Ainsi l’œuvre d’art est toujours politique, qu’elle le veuille ou non. Mais elle est politique non pas au sens où elle s’inscrirait dans le cadre d’un programme politique extérieur, mais au sens où elle ne peut agir comme œuvre d’art que si elle s’inscrit dans une communication non contrainte, libre. En effet, les œuvres d’art comme plus largement toutes les productions d’ordre culturel, ne deviennent agissantes ou agentives que lorsqu’elles rencontrent un public qui accepte librement d’entrer en dialogue avec elles. Cette liberté qui caractérise notre relation aux œuvres d’art est le pendant symétrique de la liberté de l’acte créateur, et la vie des arts n’est possible que par la rencontre de ces deux libertés. En cela le mode de fonctionnement social des œuvres d’art a la même structure que la communication démocratique, qui elle aussi relève statutairement d’un dialogue entre égaux.

Il ne faudrait pas interpréter cette analyse comme défendant une vision irénique des relations entre le régime politique démocratique et les arts. D’une part, par définition il n’existe pas de démocratie parfaite (ni sans doute d’art parfait). Comme la liberté est au cœur même des pratiques créatrices, les œuvres d’art et les réactions qu’elles provoquent sont en particulier des sismographes, sensibles à tout ce qui relève des libertés publiques et sociales. La vie des arts est donc un instrument de veille important concernant la santé d’une démocratie. En second lieu, comme la plupart des sociétés, la société ouverte qui correspond au régime démocratique est aussi le lieu de multiples inégalités, injustices, discriminations, etc., qui risquent toujours de miner la démocratie politique elle-même. Les pratiques artistiques peuvent rendre visibles et tangibles ces problèmes. Car rendre visible ce qui demeure non vu, révéler qui est caché, rendre apparent ce qui ne l’est pas, ont de tout temps été des fonctions importantes des œuvres d’art. L’histoire des arts modernes et contemporains en particulier montre qu’elles ont joué et continuent à jouer un rôle important dans la thématisation d’enjeux sociaux centraux mais non reconnus comme tels, voire refoulés ou carrément exclus de l’espace public (que ce soit dans le domaine des mœurs, dans celui des inégalités ou dans celui des ségrégations).

Joëlle Zask, dont une partie importante des travaux est consacrée à la relation entre art et démocratie, a soutenu dans « Art et démocratie sont-ils antinomiques ? », L'Observatoire, 2012/2, N° 41, p. 51-56) que l’art par « la logique même de la création artistique puis de sa reconnaissance publique » (p. 55), met en œuvre les principes mêmes de la démocratie.

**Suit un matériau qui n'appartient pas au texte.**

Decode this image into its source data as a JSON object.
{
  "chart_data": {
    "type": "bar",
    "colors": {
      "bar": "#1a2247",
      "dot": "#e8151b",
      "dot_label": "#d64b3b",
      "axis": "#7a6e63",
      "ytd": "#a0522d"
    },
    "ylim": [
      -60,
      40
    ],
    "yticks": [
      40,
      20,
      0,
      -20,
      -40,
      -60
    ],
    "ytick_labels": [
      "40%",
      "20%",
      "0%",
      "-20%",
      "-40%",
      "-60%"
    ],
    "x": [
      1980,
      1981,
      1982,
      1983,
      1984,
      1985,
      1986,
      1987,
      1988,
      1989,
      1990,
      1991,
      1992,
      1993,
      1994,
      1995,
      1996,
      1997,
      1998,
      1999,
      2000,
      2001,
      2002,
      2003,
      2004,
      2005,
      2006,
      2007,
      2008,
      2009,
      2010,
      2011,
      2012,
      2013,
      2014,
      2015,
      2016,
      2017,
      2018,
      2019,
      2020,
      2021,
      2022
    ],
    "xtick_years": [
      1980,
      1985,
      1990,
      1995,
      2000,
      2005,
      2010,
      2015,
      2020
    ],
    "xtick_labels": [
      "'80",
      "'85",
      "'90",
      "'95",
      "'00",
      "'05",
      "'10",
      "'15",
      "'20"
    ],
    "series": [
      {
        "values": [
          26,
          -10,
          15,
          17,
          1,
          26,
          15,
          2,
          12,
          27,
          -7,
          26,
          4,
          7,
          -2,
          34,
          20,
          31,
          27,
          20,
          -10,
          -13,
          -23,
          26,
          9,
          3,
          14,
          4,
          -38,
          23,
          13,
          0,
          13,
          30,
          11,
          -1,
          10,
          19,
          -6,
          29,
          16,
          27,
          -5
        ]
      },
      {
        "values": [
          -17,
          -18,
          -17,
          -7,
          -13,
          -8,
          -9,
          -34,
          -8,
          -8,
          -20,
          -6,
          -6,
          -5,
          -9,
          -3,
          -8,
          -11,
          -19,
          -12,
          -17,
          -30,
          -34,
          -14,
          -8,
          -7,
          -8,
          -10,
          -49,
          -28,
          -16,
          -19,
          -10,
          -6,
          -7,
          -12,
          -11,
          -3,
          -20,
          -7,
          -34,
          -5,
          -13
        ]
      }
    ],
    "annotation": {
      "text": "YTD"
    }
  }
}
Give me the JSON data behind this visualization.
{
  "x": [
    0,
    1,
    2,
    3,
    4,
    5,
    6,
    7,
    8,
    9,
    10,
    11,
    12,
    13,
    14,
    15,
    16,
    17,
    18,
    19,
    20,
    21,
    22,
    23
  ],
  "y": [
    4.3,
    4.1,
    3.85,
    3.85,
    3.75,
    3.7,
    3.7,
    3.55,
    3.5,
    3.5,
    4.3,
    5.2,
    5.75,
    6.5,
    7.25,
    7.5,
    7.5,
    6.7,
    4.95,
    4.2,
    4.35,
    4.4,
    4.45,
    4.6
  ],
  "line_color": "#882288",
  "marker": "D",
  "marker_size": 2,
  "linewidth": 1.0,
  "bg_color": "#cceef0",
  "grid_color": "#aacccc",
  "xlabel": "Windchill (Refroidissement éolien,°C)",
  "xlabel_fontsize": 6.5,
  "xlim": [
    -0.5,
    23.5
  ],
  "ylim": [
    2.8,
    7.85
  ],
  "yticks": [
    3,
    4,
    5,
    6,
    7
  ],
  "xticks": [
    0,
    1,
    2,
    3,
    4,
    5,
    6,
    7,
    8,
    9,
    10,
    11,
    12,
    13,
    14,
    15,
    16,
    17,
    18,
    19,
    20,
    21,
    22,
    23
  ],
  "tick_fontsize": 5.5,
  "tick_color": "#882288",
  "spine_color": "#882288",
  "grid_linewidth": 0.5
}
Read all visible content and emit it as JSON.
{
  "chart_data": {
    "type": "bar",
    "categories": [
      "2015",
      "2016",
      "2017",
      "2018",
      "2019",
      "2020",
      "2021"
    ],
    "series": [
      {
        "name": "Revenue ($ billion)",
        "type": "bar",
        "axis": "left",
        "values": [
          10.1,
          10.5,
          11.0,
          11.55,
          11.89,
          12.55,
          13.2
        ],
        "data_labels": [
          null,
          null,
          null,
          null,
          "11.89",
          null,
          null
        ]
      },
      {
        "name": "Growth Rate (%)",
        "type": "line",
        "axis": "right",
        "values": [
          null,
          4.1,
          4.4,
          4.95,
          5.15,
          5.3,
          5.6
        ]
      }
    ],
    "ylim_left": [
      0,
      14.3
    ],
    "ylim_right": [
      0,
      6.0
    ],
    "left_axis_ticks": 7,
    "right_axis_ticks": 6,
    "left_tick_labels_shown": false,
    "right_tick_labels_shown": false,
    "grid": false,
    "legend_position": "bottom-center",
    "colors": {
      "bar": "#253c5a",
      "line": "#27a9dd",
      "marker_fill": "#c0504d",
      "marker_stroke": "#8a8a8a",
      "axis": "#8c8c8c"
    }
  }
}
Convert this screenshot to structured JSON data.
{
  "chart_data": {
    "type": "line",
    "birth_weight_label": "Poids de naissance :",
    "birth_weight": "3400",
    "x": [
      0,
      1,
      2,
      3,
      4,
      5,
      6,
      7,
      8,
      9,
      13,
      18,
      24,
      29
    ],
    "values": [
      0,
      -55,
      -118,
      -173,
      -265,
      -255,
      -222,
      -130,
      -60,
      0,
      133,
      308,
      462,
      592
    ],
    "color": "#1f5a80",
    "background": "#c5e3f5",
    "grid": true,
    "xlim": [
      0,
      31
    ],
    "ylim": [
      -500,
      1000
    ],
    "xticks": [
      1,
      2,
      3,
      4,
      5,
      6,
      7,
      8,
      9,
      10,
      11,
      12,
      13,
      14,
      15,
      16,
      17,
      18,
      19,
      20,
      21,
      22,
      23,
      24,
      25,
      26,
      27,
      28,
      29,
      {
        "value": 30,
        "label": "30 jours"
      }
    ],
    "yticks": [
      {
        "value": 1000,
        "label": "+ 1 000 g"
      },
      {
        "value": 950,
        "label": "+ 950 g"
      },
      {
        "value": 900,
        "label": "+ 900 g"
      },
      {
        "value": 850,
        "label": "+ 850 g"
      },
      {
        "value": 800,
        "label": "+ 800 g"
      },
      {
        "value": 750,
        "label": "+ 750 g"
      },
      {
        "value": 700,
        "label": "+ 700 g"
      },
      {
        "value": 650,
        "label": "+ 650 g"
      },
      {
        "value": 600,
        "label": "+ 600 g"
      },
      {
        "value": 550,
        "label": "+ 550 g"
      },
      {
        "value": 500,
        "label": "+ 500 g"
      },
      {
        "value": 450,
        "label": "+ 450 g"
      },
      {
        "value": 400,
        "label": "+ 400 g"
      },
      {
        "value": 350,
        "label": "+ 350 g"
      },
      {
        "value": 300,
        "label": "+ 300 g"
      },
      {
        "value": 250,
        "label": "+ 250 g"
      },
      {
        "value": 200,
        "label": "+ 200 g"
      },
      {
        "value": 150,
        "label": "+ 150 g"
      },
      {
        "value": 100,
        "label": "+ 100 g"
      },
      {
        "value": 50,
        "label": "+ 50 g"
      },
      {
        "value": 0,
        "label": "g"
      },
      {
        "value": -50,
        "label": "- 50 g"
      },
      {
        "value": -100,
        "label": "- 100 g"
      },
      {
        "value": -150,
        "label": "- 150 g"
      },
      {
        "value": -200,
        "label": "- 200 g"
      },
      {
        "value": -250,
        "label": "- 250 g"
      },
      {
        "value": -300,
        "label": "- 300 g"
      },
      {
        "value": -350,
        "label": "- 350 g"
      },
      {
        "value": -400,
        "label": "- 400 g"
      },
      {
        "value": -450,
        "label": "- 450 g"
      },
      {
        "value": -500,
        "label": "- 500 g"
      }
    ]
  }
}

Vus sous l’angle du processus créateur, l’artiste et son œuvre « constituent une sorte de petite communauté : l’individualité de l’artiste grandit et s’approfondit au fur et à mesure qu’il valide les effets de son activité ». Zask précise que ce qui fait la spécificité de la création d’une œuvre d’art, c’est qu’elle n’est pas la simple exécution d’un plan préalable mais résulte d’une interaction : les actions de l’artiste produisent des effets dans l’œuvre en train de se faire, et cette œuvre ainsi transformée agit en retour sur l’artiste, (ré)orientant ses actions ultérieures. La relation entre l’artiste et son œuvre est donc dialogique : l’artiste ne se borne pas à réaliser son intention, mais il se laisse aussi guider tout au long du processus créatif par l’œuvre en train de prendre forme.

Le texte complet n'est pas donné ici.